На декорации для этого спектакля тратятся баснословные средства. Вначале Людовик начинает перестраивать Лувр, но, вероятно, детская память о восставшей столице, из которой ему приходилось тайно бежать вместе с матерью и Мазарини, отвращает его от Парижа. Король предпочитает загородные резиденции: Тюильри, Фонтенбло, Сен-Жермен и, наконец, Версаль, по замыслу Людовика превращённый из небольшого охотничьего угодья в новое чудо света. Он приглашает великого скульптора и архитектора итальянца Лоренцо Бернини, восхищается его грандиозным замыслом, осыпает наградами, но вскоре отпускает его: причудливый стиль барокко не подходит для нового совершенства. Его творят французские мастера: художник Лебрен, архитектор Лево, создатель геометрически правильных садов Версаля Ленотр.

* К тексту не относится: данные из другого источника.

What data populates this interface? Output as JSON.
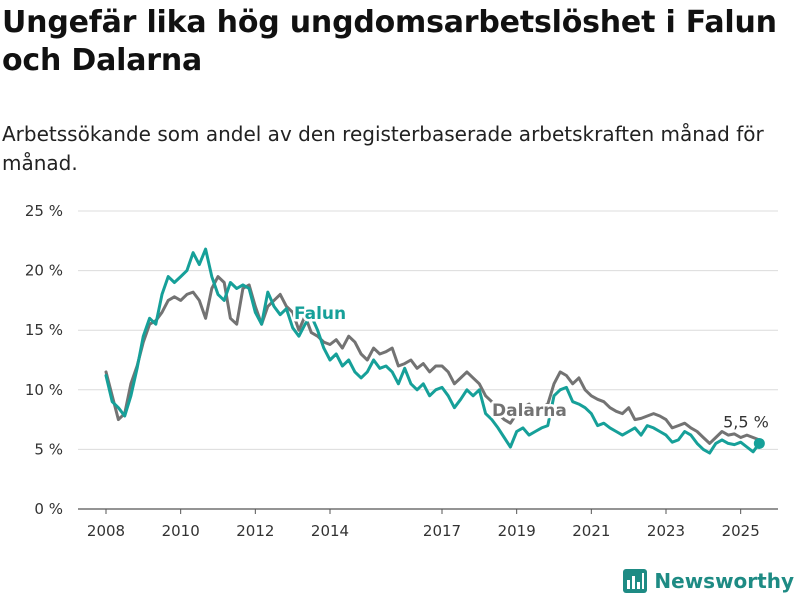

Первый грандиозный версальский праздник устроен в мае 1664 года и длится целую неделю. Людовику двадцать пять лет. Уже четвёртый год, как он женат на испанской принцессе Марии-Терезии, но сейчас в разгаре его роман с Луизой де Лавальер. Для неё устроен этот праздник, выдержанный в духе рыцарского турнира. Автор сценария и постановщик – Мольер.
Именно в это время при дворе начинают появляться те, кто составит литературную славу своего века и создаст его стиль. Выходит из печати сборник нравственных афоризмов – “Максимы” – герцога Ларошфуко. Ему простили участие во Фронде. Также прощён и допущен ко двору Жан Лафонтен. Он ещё не написал своих басен, но уже прославился как поэт, воспевавший красоты другого знаменитого дворца, отстроенного суперинтендантом финансов Никола Фуке, по приказу короля отбывающим теперь пожизненное заключение. Он не был прощён: Фуке посягнул на то величие, которое Людовик мыслил возможным лишь для самого себя. (Кто не помнит истории Фуке в передаче Александра Дюма? Не Фуке ли был таинственным узником – Железной маской?) ( Фронтиспис и титульный лист книги Ф. де Ларушфуко «Максимы». Издание 1747 г.)
При дворе ставятся комедии Мольера и трагедии Корнеля, однако у старого мастера появляется молодой соперник – Жан Расин. В 1660 году он откликнулся на бракосочетание короля одой “Нимфы Сены”. Теперь создаются его первые театральные опыты. Здесь же и его друг – Никола Буало (1636–1711), поэт-сатирик, но более прославивший себя тем, что, подражая Горацию, изложил законы поэтического искусства.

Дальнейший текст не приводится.